Uganda's northern neighbor, the second biggest country in Africa, Sudan suffered through twenty years of civil war between the Muslim and Arab-influenced north and the mostly black and non-Muslim south. The war ended in 2006 with the signing of a peace agreement. The peace agreement did two things. One, it gave a very high degree of autonomy -- de facto independence, nearly -- to South Sudan. And two, it arranged for a referendum on independence to take place in... yes! 2011, right around the time Uganda is having its election.
Now, the central government of Sudan would be inclined to let the South go; it's a desperately poor region inhabited by people who hate the north. Except... the South has all sorts of mineral wealth. Including oil. Lots and lots of it. So nobody believes that this is going to go down easy. (It doesn't help that the central government of Sudan is a fairly vicious dictatorship run by a guy who's under indictment for genocide.)
Further: there won't be one, but two referenda. One will be for most of South Sudan. The other will be for Abiye Province, which lies on the border between North and South and -- you guessed it -- contains most of the oil. Assuming the South votes for independence, the Abiye vote is sure to be disputed by the losing side. So there's a real possibility of a no-kidding shooting war. South Sudan seems to be building up a substantial force of tanks (via Lawyers, Guns and Money); presumably the north is doing much the same.
To make matters worse, there's a connection between the two. Northern Uganda, next to Sudan, is ethnically and culturally closer to South Sudan than it is to the rest of Uganda. And the north hates Yoweri Museveni. To make a long story short, Museveni came to power after the overthrow of the evil dictator, Milton Obote. (Obote had come to power by overthrowing the much more evil dictator, Idi Amin.) Obote was from the north, so Museveni has always been suspicious of the north, and hasn't treated it well.
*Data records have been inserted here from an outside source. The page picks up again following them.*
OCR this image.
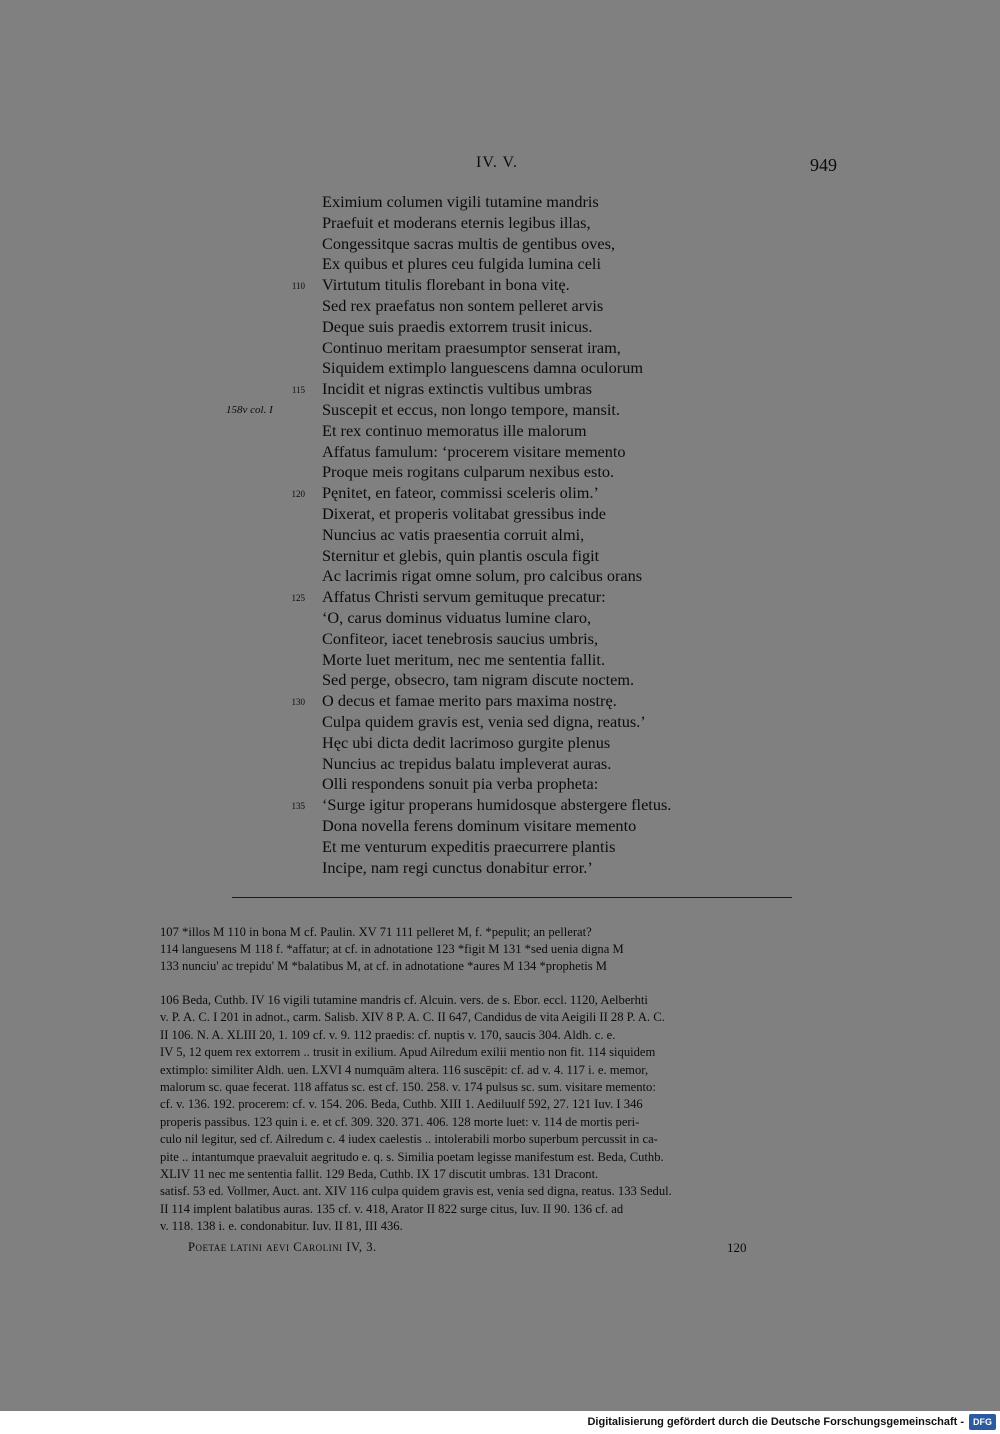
IV. V.	949
Eximium columen vigili tutamine mandris
Praefuit et moderans eternis legibus illas,
Congessitque sacras multis de gentibus oves,
Ex quibus et plures ceu fulgida lumina celi
110 Virtutum titulis florebant in bona vitę.
Sed rex praefatus non sontem pelleret arvis
Deque suis praedis extorrem trusit inicus.
Continuo meritam praesumptor senserat iram,
Siquidem extimplo languescens damna oculorum
115 Incidit et nigras extinctis vultibus umbras
158v col. I	Suscepit et eccus, non longo tempore, mansit.
Et rex continuo memoratus ille malorum
Affatus famulum: ‘procerem visitare memento
Proque meis rogitans culparum nexibus esto.
120 Pęnitet, en fateor, commissi sceleris olim.’
Dixerat, et properis volitabat gressibus inde
Nuncius ac vatis praesentia corruit almi,
Sternitur et glebis, quin plantis oscula figit
Ac lacrimis rigat omne solum, pro calcibus orans
125 Affatus Christi servum gemituque precatur:
‘O, carus dominus viduatus lumine claro,
Confiteor, iacet tenebrosis saucius umbris,
Morte luet meritum, nec me sententia fallit.
Sed perge, obsecro, tam nigram discute noctem.
130 O decus et famae merito pars maxima nostrę.
Culpa quidem gravis est, venia sed digna, reatus.’
Hęc ubi dicta dedit lacrimoso gurgite plenus
Nuncius ac trepidus balatu impleverat auras.
Olli respondens sonuit pia verba propheta:
135 ‘Surge igitur properans humidosque abstergere fletus.
Dona novella ferens dominum visitare memento
Et me venturum expeditis praecurrere plantis
Incipe, nam regi cunctus donabitur error.’
107 *illos M 110 in bona M cf. Paulin. XV 71 111 pelleret M, f. *pepulit; an pellerat?
114 languesens M 118 f. *affatur; at cf. in adnotatione 123 *figit M 131 *sed uenia digna M
133 nunciu' ac trepidu' M *balatibus M, at cf. in adnotatione *aures M 134 *prophetis M
106 Beda, Cuthb. IV 16 vigili tutamine mandris cf. Alcuin. vers. de s. Ebor. eccl. 1120, Aelberhti
v. P. A. C. I 201 in adnot., carm. Salisb. XIV 8 P. A. C. II 647, Candidus de vita Aeigili II 28 P. A. C.
II 106. N. A. XLIII 20, 1. 109 cf. v. 9. 112 praedis: cf. nuptis v. 170, saucis 304. Aldh. c. e.
IV 5, 12 quem rex extorrem .. trusit in exilium. Apud Ailredum exilii mentio non fit. 114 siquidem
extimplo: similiter Aldh. uen. LXVI 4 numquām altera. 116 suscēpit: cf. ad v. 4. 117 i. e. memor,
malorum sc. quae fecerat. 118 affatus sc. est cf. 150. 258. v. 174 pulsus sc. sum. visitare memento:
cf. v. 136. 192. procerem: cf. v. 154. 206. Beda, Cuthb. XIII 1. Aediluulf 592, 27. 121 Iuv. I 346
properis passibus. 123 quin i. e. et cf. 309. 320. 371. 406. 128 morte luet: v. 114 de mortis peri-
culo nil legitur, sed cf. Ailredum c. 4 iudex caelestis .. intolerabili morbo superbum percussit in ca-
pite .. intantumque praevaluit aegritudo e. q. s. Similia poetam legisse manifestum est. Beda, Cuthb.
XLIV 11 nec me sententia fallit. 129 Beda, Cuthb. IX 17 discutit umbras. 131 Dracont.
satisf. 53 ed. Vollmer, Auct. ant. XIV 116 culpa quidem gravis est, venia sed digna, reatus. 133 Sedul.
II 114 implent balatibus auras. 135 cf. v. 418, Arator II 822 surge citus, Iuv. II 90. 136 cf. ad
v. 118. 138 i. e. condonabitur. Iuv. II 81, III 436.
Poetae latini aevi Carolini IV, 3.	120
Digitalisierung gefördert durch die Deutsche Forschungsgemeinschaft -	DFG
The north, in turn, has given rise to a couple of armed separatist movements, most notably the grotesque Lords Resistance Army. Even northerners who don't support the LRA or anything like it are not fans of Museveni. He's not going to get many votes up there. And when he steals the election, the north is going to be particularly pissed.
So, it's very easy to imagine a conflict in Sudan spreading south to northern Uganda. And the one-two punch of the Ugandan election plus the Sudanese referendum is going to make things all the more interesting.
Here in Kampala? I'm already hearing people using "2011" as shorthand for all this. It's a little worrisome.